Together, they form the core of a showdown in the German capital that includes six other men who have run 2:06 or faster.
“I’ve trained well and, three years down the line from my world record here, I feel good and believe I have the potential to attempt the world record once more," said the 34-year-old, who has dipped under 2:05 on six occasions. "Running at the top level, there is a lot of wear and tear on the body, especially when you are running for a time, but I am very focused on the world record."
Kipsang went on to have an outstanding 2014, winning first in London and then New York, but hasn't notched a marathon victory since. His most recent outing over the distance was in London last April where he was fifth in 2:07:52.
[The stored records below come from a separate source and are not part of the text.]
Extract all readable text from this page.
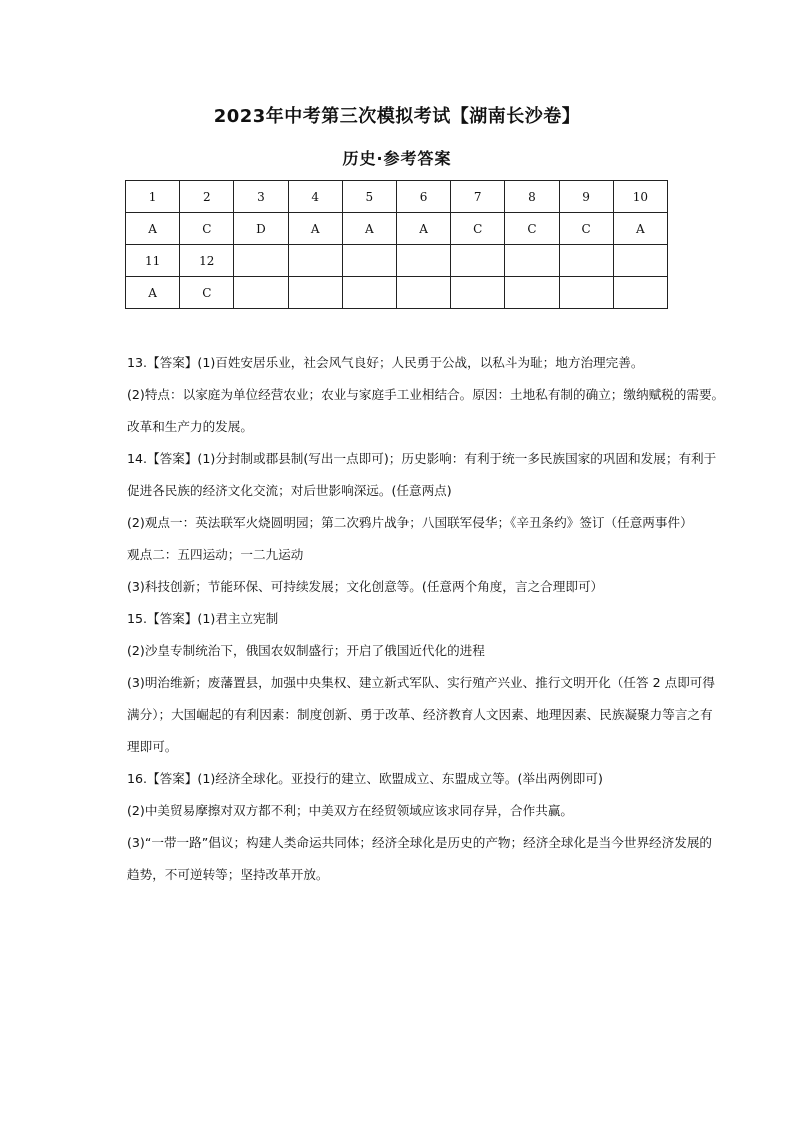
2023年中考第三次模拟考试【湖南长沙卷】
历史·参考答案
1	2	3	4	5	6	7	8	9	10
A	C	D	A	A	A	C	C	C	A
11	12								
A	C								

13.【答案】(1)百姓安居乐业，社会风气良好；人民勇于公战，以私斗为耻；地方治理完善。

(2)特点：以家庭为单位经营农业；农业与家庭手工业相结合。原因：土地私有制的确立；缴纳赋税的需要。

改革和生产力的发展。

14.【答案】(1)分封制或郡县制(写出一点即可)；历史影响：有利于统一多民族国家的巩固和发展；有利于

促进各民族的经济文化交流；对后世影响深远。(任意两点)

(2)观点一：英法联军火烧圆明园；第二次鸦片战争；八国联军侵华；《辛丑条约》签订（任意两事件）

观点二：五四运动；一二九运动

(3)科技创新；节能环保、可持续发展；文化创意等。(任意两个角度，言之合理即可）

15.【答案】(1)君主立宪制

(2)沙皇专制统治下，俄国农奴制盛行；开启了俄国近代化的进程

(3)明治维新；废藩置县，加强中央集权、建立新式军队、实行殖产兴业、推行文明开化（任答 2 点即可得

满分）；大国崛起的有利因素：制度创新、勇于改革、经济教育人文因素、地理因素、民族凝聚力等言之有

理即可。

16.【答案】(1)经济全球化。亚投行的建立、欧盟成立、东盟成立等。(举出两例即可)

(2)中美贸易摩擦对双方都不利；中美双方在经贸领域应该求同存异，合作共赢。

(3)“一带一路”倡议；构建人类命运共同体；经济全球化是历史的产物；经济全球化是当今世界经济发展的

趋势，不可逆转等；坚持改革开放。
That same London race was a turning point for Bekele as well, a welcome one after suffering lengthy periods of persistent achilles tendon problems since breaking the course record in Paris in his 2:05:04 marathon debut in 2014.
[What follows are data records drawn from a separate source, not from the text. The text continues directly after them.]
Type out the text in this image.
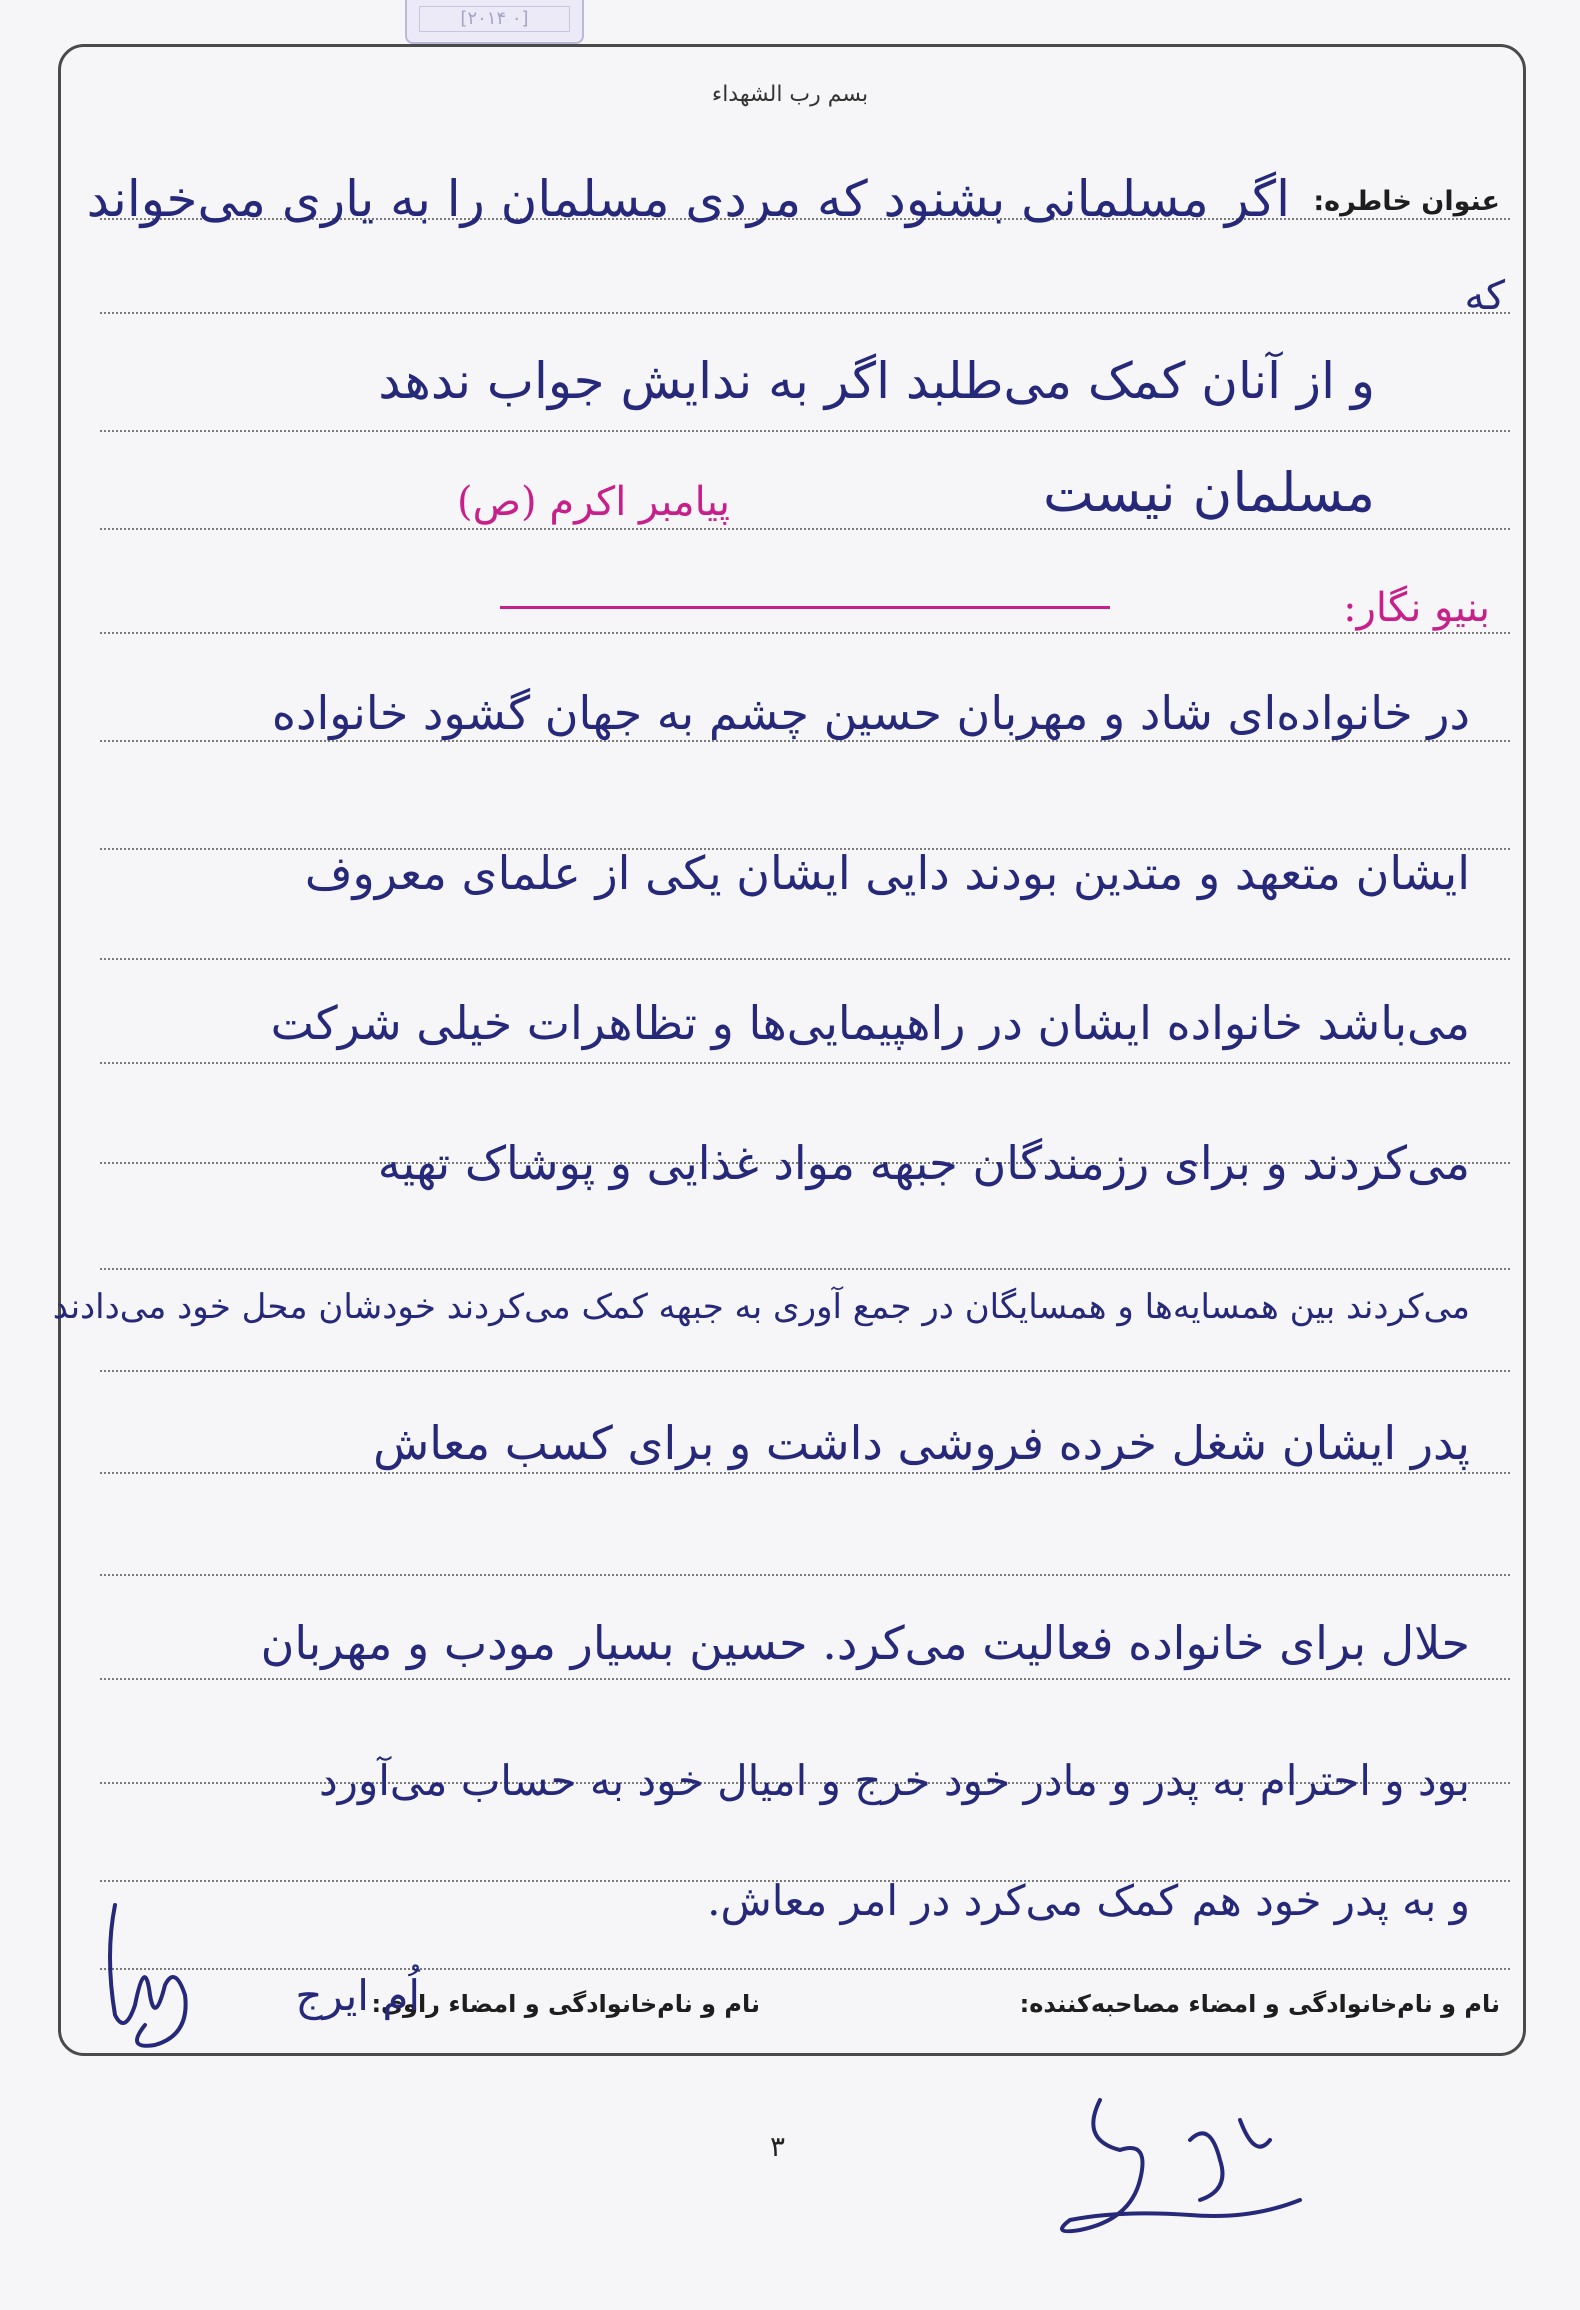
[۰ ۲۰۱۴]
بسم رب الشهداء
عنوان خاطره:
اگر مسلمانی بشنود که مردی مسلمان را به یاری می‌خواند
که
و از آنان کمک می‌طلبد اگر به ندایش جواب ندهد
مسلمان نیست
پیامبر اکرم (ص)
بنیو نگار:
در خانواده‌ای شاد و مهربان حسین چشم به جهان گشود خانواده
ایشان متعهد و متدین بودند دایی ایشان یکی از علمای معروف
می‌باشد خانواده ایشان در راهپیمایی‌ها و تظاهرات خیلی شرکت
می‌کردند و برای رزمندگان جبهه مواد غذایی و پوشاک تهیه
می‌کردند بین همسایه‌ها و همسایگان در جمع آوری به جبهه کمک می‌کردند خودشان محل خود می‌دادند
پدر ایشان شغل خرده فروشی داشت و برای کسب معاش
حلال برای خانواده فعالیت می‌کرد. حسین بسیار مودب و مهربان
بود و احترام به پدر و مادر خود خرج و امیال خود به حساب می‌آورد
و به پدر خود هم کمک می‌کرد در امر معاش.
نام و نام‌خانوادگی و امضاء مصاحبه‌کننده:
نام و نام‌خانوادگی و امضاء راوی:
اُم ایرج
۳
"Since finishing third in London in April after being injured for so long, I have been training well, better than before," said the three-time Olympic champion on the track, who clocked 2:06:36 in the British capital.
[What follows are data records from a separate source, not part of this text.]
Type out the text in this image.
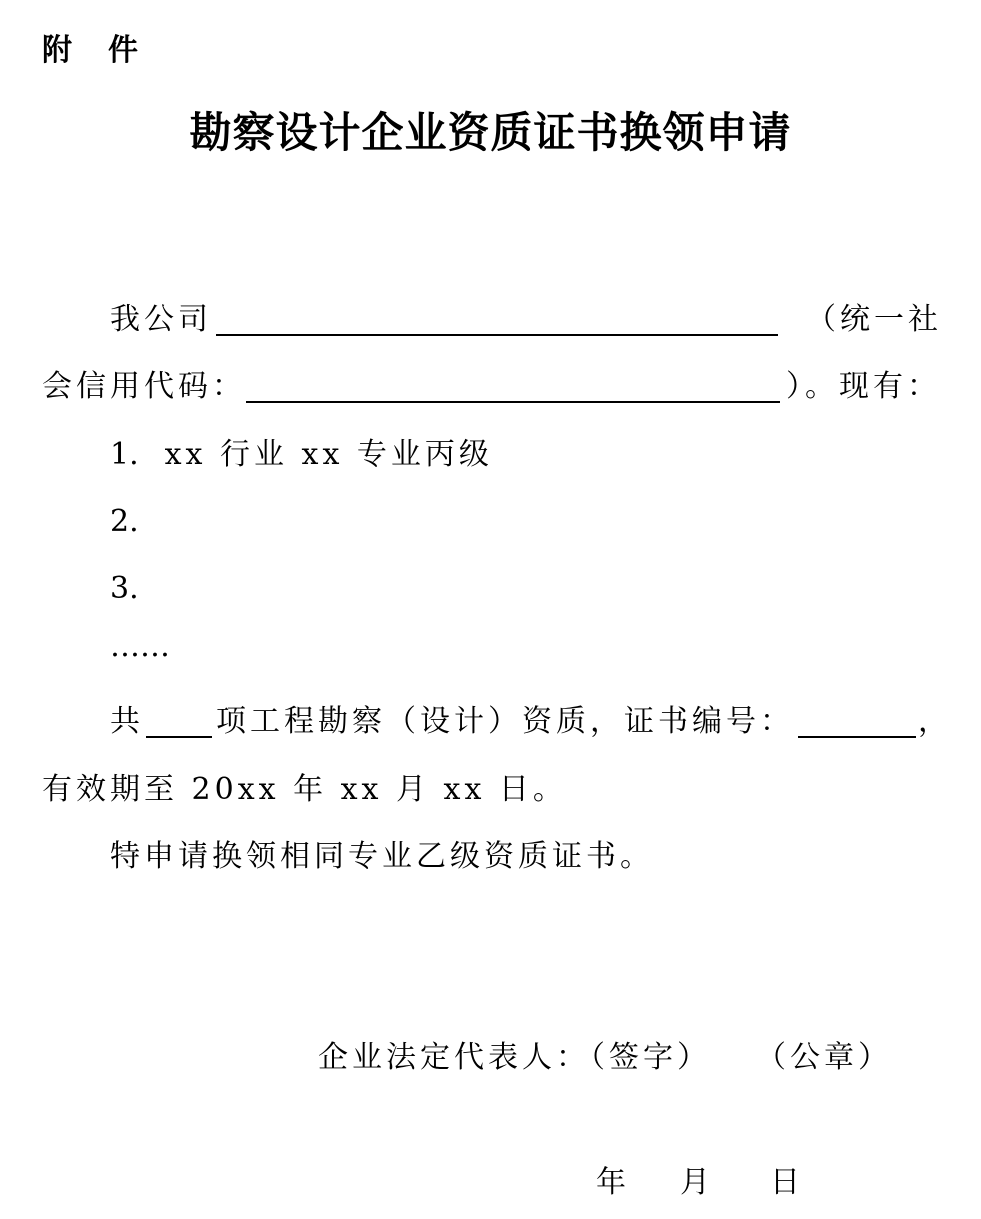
附 件
勘察设计企业资质证书换领申请
我公司	（统一社
会信用代码：	）。现有：
1. xx 行业 xx 专业丙级
2.
3.
……
共	项工程勘察（设计）资质，证书编号：	，
有效期至 20xx 年 xx 月 xx 日。
特申请换领相同专业乙级资质证书。
企业法定代表人：（签字） （公章）
年 月 日
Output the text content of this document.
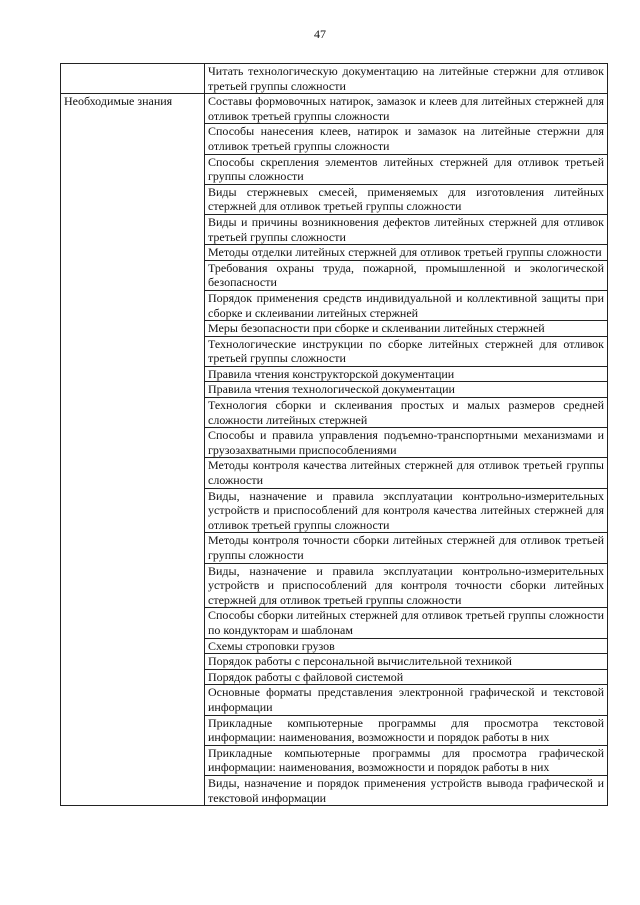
47
	Читать технологическую документацию на литейные стержни для отливок третьей группы сложности
Необходимые знания	Составы формовочных натирок, замазок и клеев для литейных стержней для отливок третьей группы сложности
	Способы нанесения клеев, натирок и замазок на литейные стержни для отливок третьей группы сложности
	Способы скрепления элементов литейных стержней для отливок третьей группы сложности
	Виды стержневых смесей, применяемых для изготовления литейных стержней для отливок третьей группы сложности
	Виды и причины возникновения дефектов литейных стержней для отливок третьей группы сложности
	Методы отделки литейных стержней для отливок третьей группы сложности
	Требования охраны труда, пожарной, промышленной и экологической безопасности
	Порядок применения средств индивидуальной и коллективной защиты при сборке и склеивании литейных стержней
	Меры безопасности при сборке и склеивании литейных стержней
	Технологические инструкции по сборке литейных стержней для отливок третьей группы сложности
	Правила чтения конструкторской документации
	Правила чтения технологической документации
	Технология сборки и склеивания простых и малых размеров средней сложности литейных стержней
	Способы и правила управления подъемно-транспортными механизмами и грузозахватными приспособлениями
	Методы контроля качества литейных стержней для отливок третьей группы сложности
	Виды, назначение и правила эксплуатации контрольно-измерительных устройств и приспособлений для контроля качества литейных стержней для отливок третьей группы сложности
	Методы контроля точности сборки литейных стержней для отливок третьей группы сложности
	Виды, назначение и правила эксплуатации контрольно-измерительных устройств и приспособлений для контроля точности сборки литейных стержней для отливок третьей группы сложности
	Способы сборки литейных стержней для отливок третьей группы сложности по кондукторам и шаблонам
	Схемы строповки грузов
	Порядок работы с персональной вычислительной техникой
	Порядок работы с файловой системой
	Основные форматы представления электронной графической и текстовой информации
	Прикладные компьютерные программы для просмотра текстовой информации: наименования, возможности и порядок работы в них
	Прикладные компьютерные программы для просмотра графической информации: наименования, возможности и порядок работы в них
	Виды, назначение и порядок применения устройств вывода графической и текстовой информации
"I consider my personal best of 2:05 to be slow compared to the best runners. I want to run as fast as I can on Sunday and beat my best.”
Meanwhile Mutai, 30, is also hoping his return to familiar stomping grounds will bring with it a return to a performance similar to his run in 2014.
"My training has remained the same as in previous years and I know that very fast times are possible in Berlin." He's run just one marathon this year, clocking 2:10:23 in Tokyo in February to finish seventh.
Others expected to give chance include 21-year-old Tsegaye Mekonnen of Ethiopia who impressed in his debut two years ago when he clocked 2:04:32 in Dubai, a world junior best.
Kenyans Vincent Kipruto (2:05:13), Eliud Kiptanui (2:05:21) and Sisay Lemma (2:05:16) are other entrants with sub-2:06 credentials.
Kebede aiming for entry to sub-2:20 club
In the women's race, much of the spotlight will fall on Aberu Kebede, a two-time winner who will be contesting the race for the fourth time. A third victory on Sunday in the German capital will elevate her into a tie with German Uta Pippig Renata Kokowska of Poland as a three-time winner.
"I have trained well and hope that this time I will finally break the 2:20 barrier," said Kebede, who won with 2:23:58 in 2010. Two years later she returned to take the title a second time while improving to 2:20:30, still her personal best.
While fellow-Ethiopian Amane Beriso had to cancel her start due to injury it appears likely that another compatriot, Birhane Dibaba, will be Kebede's main rival.
"I know about the fast course and the great support from the spectators," said Dibaba, who'll be making her Berlin debut. Dibaba won the Tokyo Marathon in 2015 and brings a 2:22:30 personal best to the line.
Ethiopian women have dominated in Berlin over the past decade, winning on six occasions. Kenyan women have won on three occasions, most recently last year when Gladys Cherono took the title with a world leading 2:19:25 run, beating Kebede, who finished second in 2:20:48.
Incidentally, the women's course record is 2:19:12 set by Mizuki Noguchi of Japan back in 2005.
Others to watch include 21-year-old Reina Iwade of Japan, who clocked her 2:24:38 personal best in Nagoya in Arpil; Ruti Aga of Ethiopia, who finished second in Vienna this year in 2:25:27; and Kenyan Janet Ronoh, whose 2:26:03 personal best dates back to 2014.
German interest will fall on Katharina Heinig who will be making her Berlin debut 22 years after her mother, Katrin Dörre-Heinig, won the race, running a then course record of 2:25:15. The younger Heinig, 27, has a 2:33:56 career best and will be gunning for her first sub-2:30 performance.